Rachel Gallagher

There are places where our desires want to journey; places where we can let our imagination run free, feed our dreams, and arouse our curiosity. Such places excite us and help us to travel beyond the commotion of the everyday.

It can be difficult to find these destinations, and having found them the return journey is not always clear. At times our memories are clogged with debris, we remember the pleasure of shifted consciousness but find the location hard to grasp.

The first pleasure when encountering these works is to relish the colour, the paint, the texture, and the composition - indeed to delight in the work and its life force. This delight is both rewarding and fulfilling. The paint is applied in deep glazes, there are swift brush stokes and the push and rub of the finger against the paint is self-evident. The reality of the painting is satisfying, it is physical, almost tangible yet just beyond our reach. The optical effect of the saturated colour - the salmon and tangerine oranges, the thick creams and the inky blues that are the colour of starlit nights - is the visual path that leads the narrative, taking us to the psychological territory of the paintings.

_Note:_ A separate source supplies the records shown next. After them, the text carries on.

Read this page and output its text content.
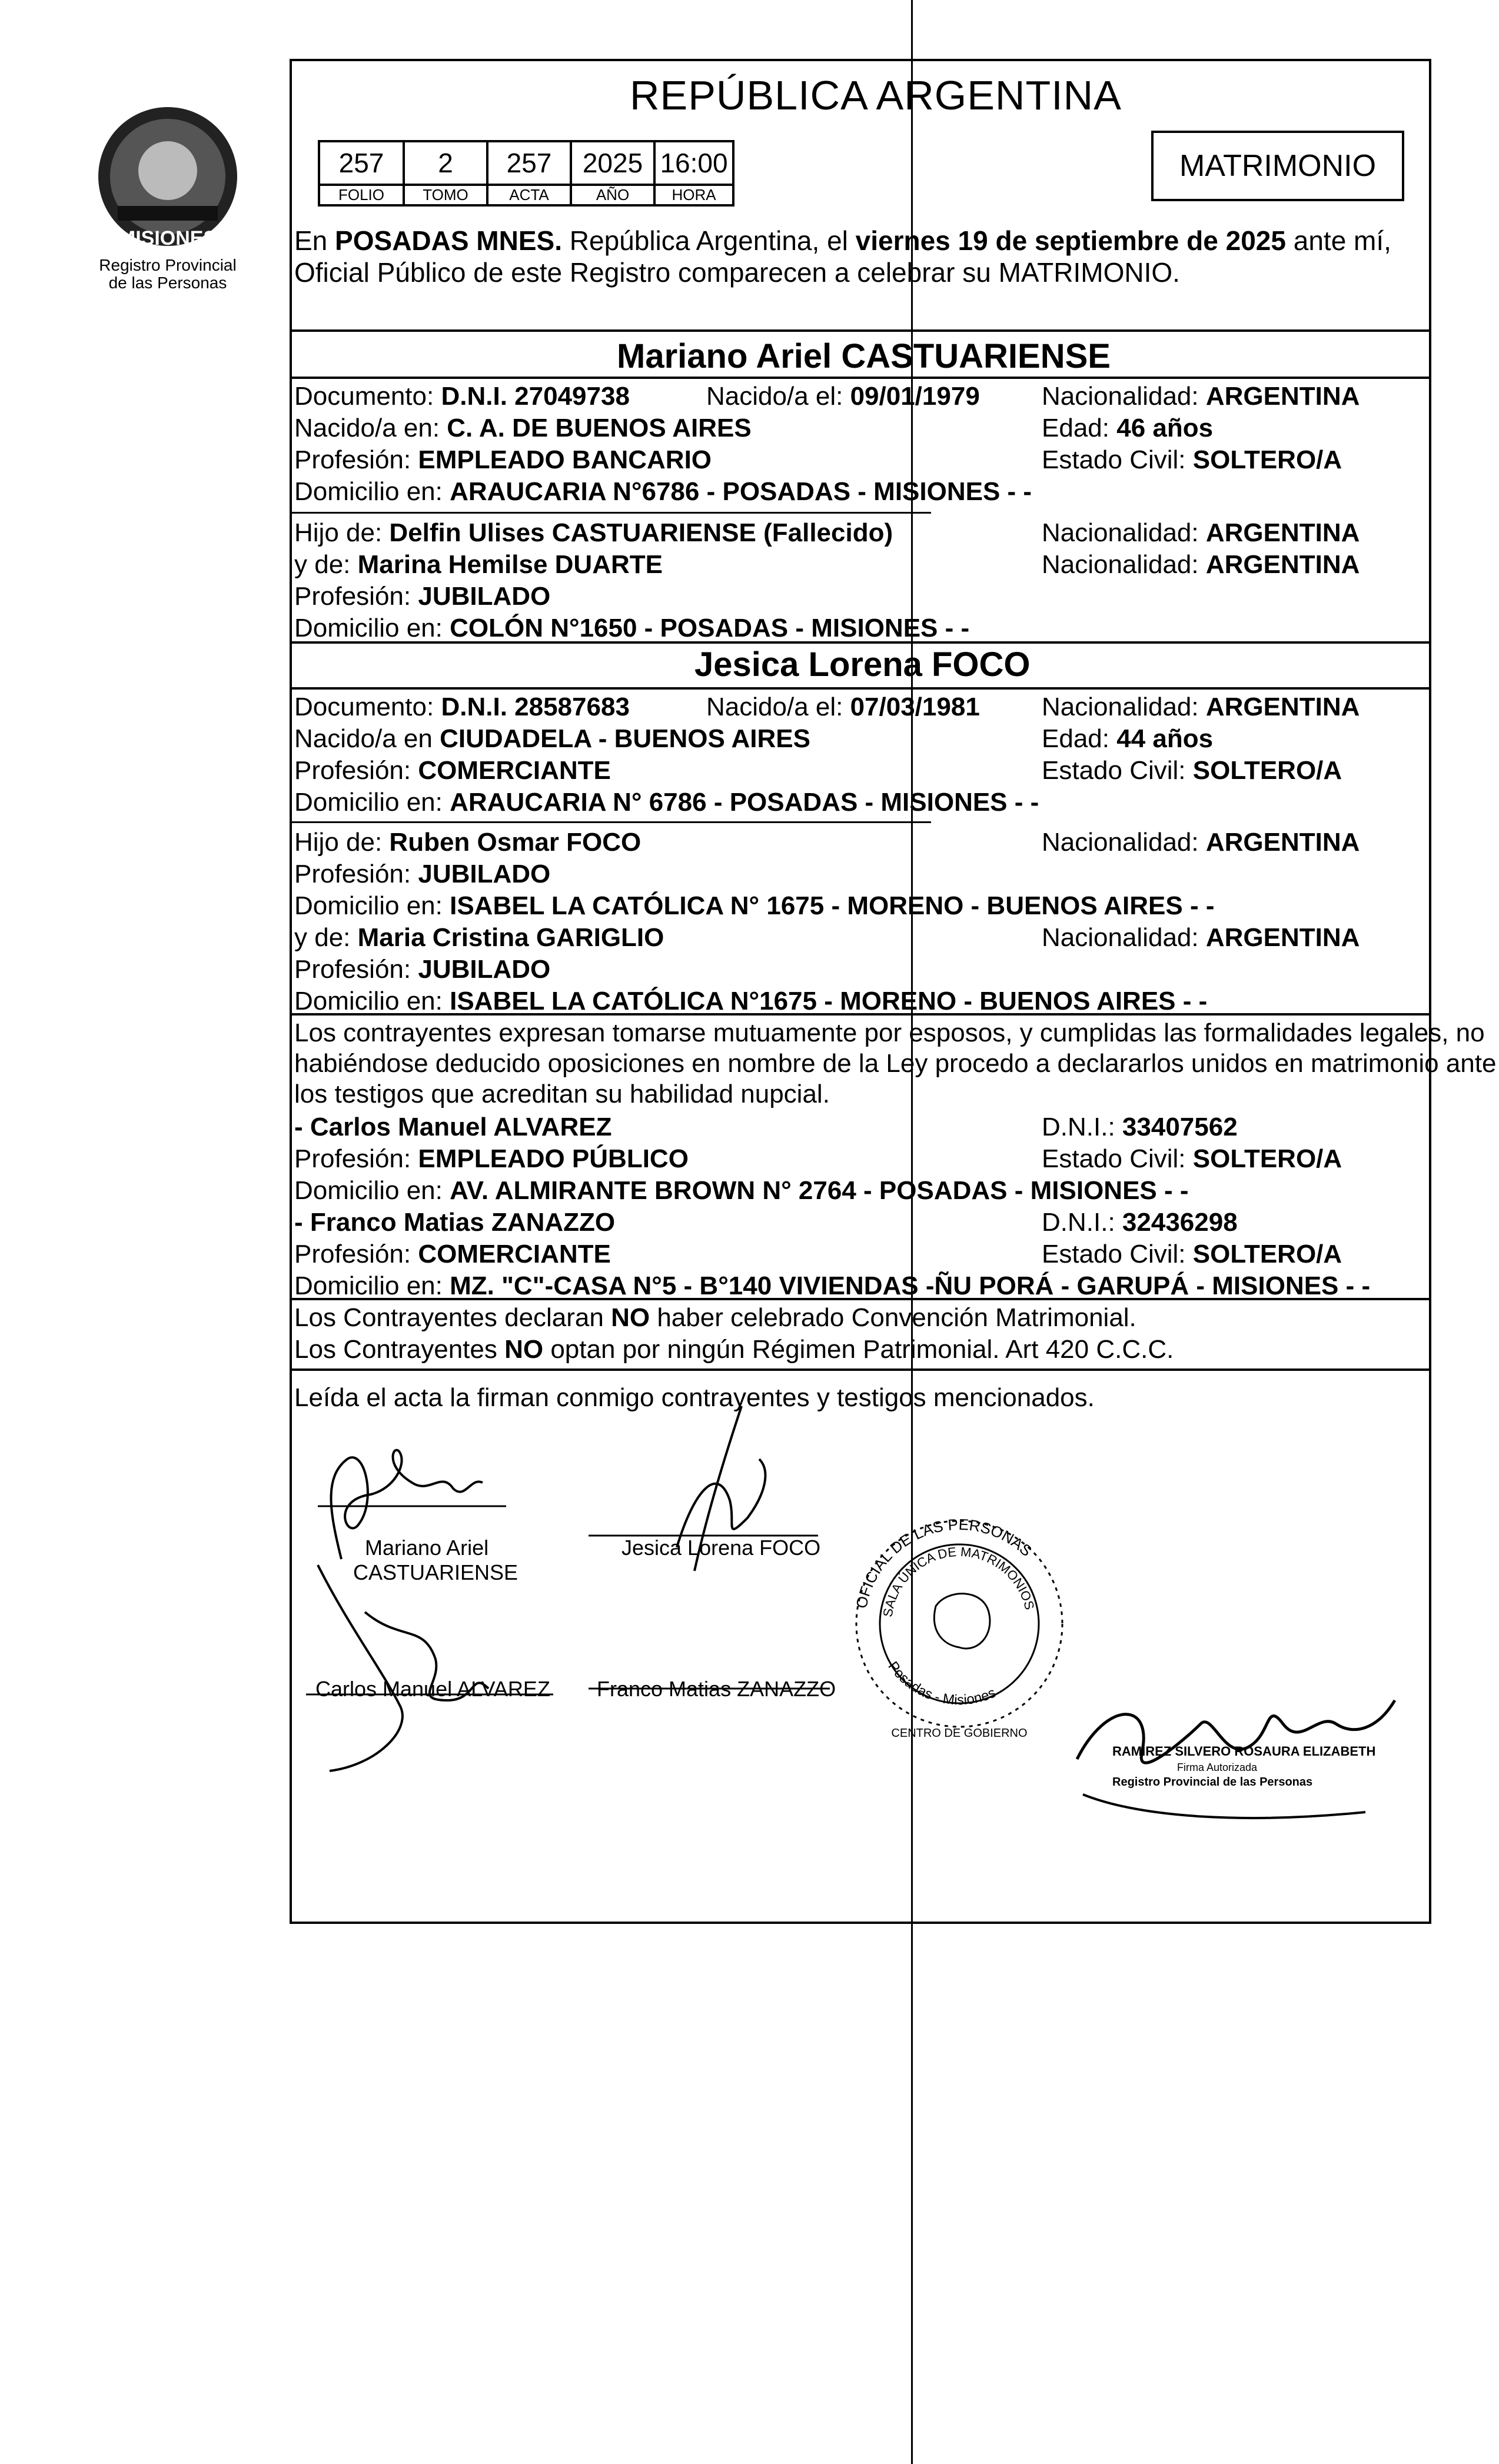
PROVINCIA DE
MISIONES
Registro Provincial
de las Personas
REPÚBLICA ARGENTINA
257	2	257	2025	16:00
FOLIO	TOMO	ACTA	AÑO	HORA
MATRIMONIO
En POSADAS MNES. República Argentina, el viernes 19 de septiembre de 2025 ante mí,
Oficial Público de este Registro comparecen a celebrar su MATRIMONIO.
Mariano Ariel CASTUARIENSE
Documento: D.N.I. 27049738	Nacido/a el: 09/01/1979 Nacionalidad: ARGENTINA
Nacido/a en: C. A. DE BUENOS AIRES	Edad: 46 años
Profesión: EMPLEADO BANCARIO	Estado Civil: SOLTERO/A
Domicilio en: ARAUCARIA N°6786 - POSADAS - MISIONES - -
Hijo de: Delfin Ulises CASTUARIENSE (Fallecido)	Nacionalidad: ARGENTINA
y de: Marina Hemilse DUARTE	Nacionalidad: ARGENTINA
Profesión: JUBILADO
Domicilio en: COLÓN N°1650 - POSADAS - MISIONES - -
Jesica Lorena FOCO
Documento: D.N.I. 28587683	Nacido/a el: 07/03/1981 Nacionalidad: ARGENTINA
Nacido/a en CIUDADELA - BUENOS AIRES	Edad: 44 años
Profesión: COMERCIANTE	Estado Civil: SOLTERO/A
Domicilio en: ARAUCARIA N° 6786 - POSADAS - MISIONES - -
Hijo de: Ruben Osmar FOCO	Nacionalidad: ARGENTINA
Profesión: JUBILADO
Domicilio en: ISABEL LA CATÓLICA N° 1675 - MORENO - BUENOS AIRES - -
y de: Maria Cristina GARIGLIO	Nacionalidad: ARGENTINA
Profesión: JUBILADO
Domicilio en: ISABEL LA CATÓLICA N°1675 - MORENO - BUENOS AIRES - -
Los contrayentes expresan tomarse mutuamente por esposos, y cumplidas las formalidades legales, no
habiéndose deducido oposiciones en nombre de la Ley procedo a declararlos unidos en matrimonio ante
los testigos que acreditan su habilidad nupcial.
- Carlos Manuel ALVAREZ	D.N.I.: 33407562
Profesión: EMPLEADO PÚBLICO	Estado Civil: SOLTERO/A
Domicilio en: AV. ALMIRANTE BROWN N° 2764 - POSADAS - MISIONES - -
- Franco Matias ZANAZZO	D.N.I.: 32436298
Profesión: COMERCIANTE	Estado Civil: SOLTERO/A
Domicilio en: MZ. "C"-CASA N°5 - B°140 VIVIENDAS -ÑU PORÁ - GARUPÁ - MISIONES - -
Los Contrayentes declaran NO haber celebrado Convención Matrimonial.
Los Contrayentes NO optan por ningún Régimen Patrimonial. Art 420 C.C.C.
Leída el acta la firman conmigo contrayentes y testigos mencionados.
Mariano Ariel
CASTUARIENSE
Jesica Lorena FOCO
Carlos Manuel ALVAREZ Franco Matias ZANAZZO
OFICIAL DE LAS PERSONAS
SALA ÚNICA DE MATRIMONIOS
Posadas - Misiones
CENTRO DE GOBIERNO
RAMIREZ SILVERO ROSAURA ELIZABETH
Firma Autorizada
Registro Provincial de las Personas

Often the paint is scraped off, returning to the source of the painting; its destination is constantly reassessed until finally the work moves beyond the practicalities of fabrication. Construction, destruction, and further invention, - the process must continue until there is a painted destination towards which we are invited to travel.

Beyond the sensory there are other delights. Through the colour one is drawn across the edge of experience towards a location - a seascape or landscape or perhaps a piece of architecture, ambiguously painted and always taking us to a world that is just beyond our reach. Many of the paintings suggest a calm and idyllic place, while in others there is restlessness and animation. As these painted destinations arrive reality slips and slides, but always the visual leads the narrative.

These imaginary places are recognisable through visual clues, the descriptive elements of the painting and the richly suggestive colour. Yet they are not places that we can identify exactly, only identify with, through our own imagination and experiences. They are however places that we can visit and revisit over and over again each time returning with a new sense of discovery.